Speaking during a debate conducted by Coalition for Prevention of Unsafe Abortion (Copua) in Mzuzu on Wednesday, gynecologist-cum-obstetrician Dr Grace Chiudzu said: “Just this week, three women with complication due to unsafe abortion died at Kamuzu Central Hospital.

“The first case delayed to report to the hospital which is a typical case of fear and shame for women who abort in clandestine environments often without the help of skilled health workers because the law bars them from seeking abortion.  She was very sick. We tried to look for blood to save her life, but we couldn’t get any. It was sad seeing her die.”

She reckoned the second was suffering from perforation of the uterus. She lost the battle to stay alive while medics were trying to resuscitate her.

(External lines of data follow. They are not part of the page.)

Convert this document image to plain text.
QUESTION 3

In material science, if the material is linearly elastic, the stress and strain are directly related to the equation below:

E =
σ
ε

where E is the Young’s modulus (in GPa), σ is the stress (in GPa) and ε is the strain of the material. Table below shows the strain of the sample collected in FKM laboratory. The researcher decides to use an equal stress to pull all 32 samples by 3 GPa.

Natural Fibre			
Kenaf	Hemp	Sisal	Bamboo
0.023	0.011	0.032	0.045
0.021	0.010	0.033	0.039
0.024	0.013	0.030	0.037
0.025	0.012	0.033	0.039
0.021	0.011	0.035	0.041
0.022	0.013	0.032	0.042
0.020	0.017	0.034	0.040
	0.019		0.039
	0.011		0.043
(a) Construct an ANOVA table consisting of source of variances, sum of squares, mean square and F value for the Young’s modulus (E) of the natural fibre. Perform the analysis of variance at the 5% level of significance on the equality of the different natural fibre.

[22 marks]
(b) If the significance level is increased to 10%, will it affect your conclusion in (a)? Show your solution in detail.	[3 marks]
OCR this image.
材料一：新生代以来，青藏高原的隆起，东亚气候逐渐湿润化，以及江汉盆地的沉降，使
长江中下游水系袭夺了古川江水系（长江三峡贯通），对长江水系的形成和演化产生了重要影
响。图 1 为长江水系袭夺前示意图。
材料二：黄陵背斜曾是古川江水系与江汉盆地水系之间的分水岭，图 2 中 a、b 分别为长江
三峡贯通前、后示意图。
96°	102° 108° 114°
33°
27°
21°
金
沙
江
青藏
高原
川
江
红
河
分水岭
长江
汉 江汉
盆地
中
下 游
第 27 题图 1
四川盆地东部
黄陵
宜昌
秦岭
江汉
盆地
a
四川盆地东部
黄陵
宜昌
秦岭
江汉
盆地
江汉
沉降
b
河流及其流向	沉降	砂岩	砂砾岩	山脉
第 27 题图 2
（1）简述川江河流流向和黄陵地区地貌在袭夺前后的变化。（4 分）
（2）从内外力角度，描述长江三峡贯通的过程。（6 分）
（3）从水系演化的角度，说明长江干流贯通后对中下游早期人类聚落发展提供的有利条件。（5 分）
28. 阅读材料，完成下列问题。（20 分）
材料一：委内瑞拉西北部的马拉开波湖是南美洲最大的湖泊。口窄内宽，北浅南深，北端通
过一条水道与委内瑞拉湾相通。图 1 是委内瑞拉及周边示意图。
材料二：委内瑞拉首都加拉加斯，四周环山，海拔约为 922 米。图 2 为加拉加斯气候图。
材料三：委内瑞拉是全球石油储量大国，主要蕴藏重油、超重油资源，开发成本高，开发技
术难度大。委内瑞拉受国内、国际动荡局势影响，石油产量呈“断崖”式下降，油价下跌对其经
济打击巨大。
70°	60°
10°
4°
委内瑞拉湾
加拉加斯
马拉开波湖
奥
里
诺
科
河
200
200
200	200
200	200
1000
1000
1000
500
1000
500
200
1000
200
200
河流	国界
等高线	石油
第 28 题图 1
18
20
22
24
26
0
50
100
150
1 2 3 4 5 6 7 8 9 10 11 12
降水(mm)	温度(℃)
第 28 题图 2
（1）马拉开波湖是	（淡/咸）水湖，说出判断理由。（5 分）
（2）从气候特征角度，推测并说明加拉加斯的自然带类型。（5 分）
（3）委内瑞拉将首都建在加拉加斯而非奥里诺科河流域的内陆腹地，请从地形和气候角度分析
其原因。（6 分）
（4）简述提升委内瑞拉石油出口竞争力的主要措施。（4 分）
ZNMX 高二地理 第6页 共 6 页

The third, said the doctor, passed on after heavy bleeding since the medical team could not find a pint of blood just when she needed it.

Concealed cracks in the country’s health system flapped open in January this year when high-profile doctors at the referral hospital in Lilongwe told President Joyce Banda in an open letter that it was pathetic to watch people dying of treatable conditions due to an endless shortage of essential drugs.

Despite the latest action from KCH staff, government has repeatedly assured the nation that the drug levels in the country’s hospitals and at the Medical Stores Trust is improving.

While the country is battling to further reduce the maternal mortality rate amid laws that restrict abortion to saving the mother from life-threatening conditions, the government study also indicates that approximately 70 000 women in the country undergo the procedure every year. Counting the cost, it further revealed that government loses about K300 million annually as about 30 000 girls and women are treated for complications of unsafe abortion which range from hemorrhage, infections as well as organ and system failure and death.

The revelations have led to a mounting campaign for liberalisation of laws which makes those who seek or conduct abortion liable to imprisonment, but the campaign is often met by fierce resistance from most Malawians who think it is against the country’s cultural and religious values.

But in a turnaround, an opinion is gaining sway among some traditional leaders that the colonial laws should be amended to give women the power to choose whether to keep unwanted pregnancies, some of which result from rape, incest or unplanned conception.

T/A Lukwa said the newly-enacted Gender Equality Act and President Joyce Banda’s Safe Motherhood Foundation are nothing if government allows girls and women to be subjected to maternal death by maintaining tough laws against abortion.

“Malawians often have a holier-than-thou attitude of hiding behind religion and culture, yet it is the same people who profess to be religious or cultural warriors who end raping, engaging in incest and disowning pregnancies, leaving women with unwanted pregnancies. Things must change if we are serious about safe motherhood.”

Concurring, Senior Chief Mtwalo and T/A Mabulabo of Mzimba said Malawians cannot bury their heads in culture or religion because abortion is real.

Mtwalo said: “We, the rural poor are very bitter because our girls and women keep dying of risky abortions while our colleagues in urban areas have the money to engage skilled health workers to help them abort. We need to get rid of the restrictions so that rural girls and women can access safe abortion.”

According to law and gender expert Tinyade Kathika of Lawplus, the restriction in the penal code is an antiquated clause common in countries which were under British colony. She reckons it is ironic that Britain got rid of them in the 1950s.

Human rights activist Godfrey Kangaude says a tour in Ethiopia showed that congestion in wards actually dropped when the Horn of Africa nation liberalised its laws. Similarly, Chiudzu says, global trends show the number of abortions remain the same despite soft laws, except that unsafe abortions drop as women and girls shift to safe procedures.

Similarly, said Chiudzu, global trends show the number of abortions remain the same despite soft laws, except that unsafe abortions drop as women and girls shift to safe procedures.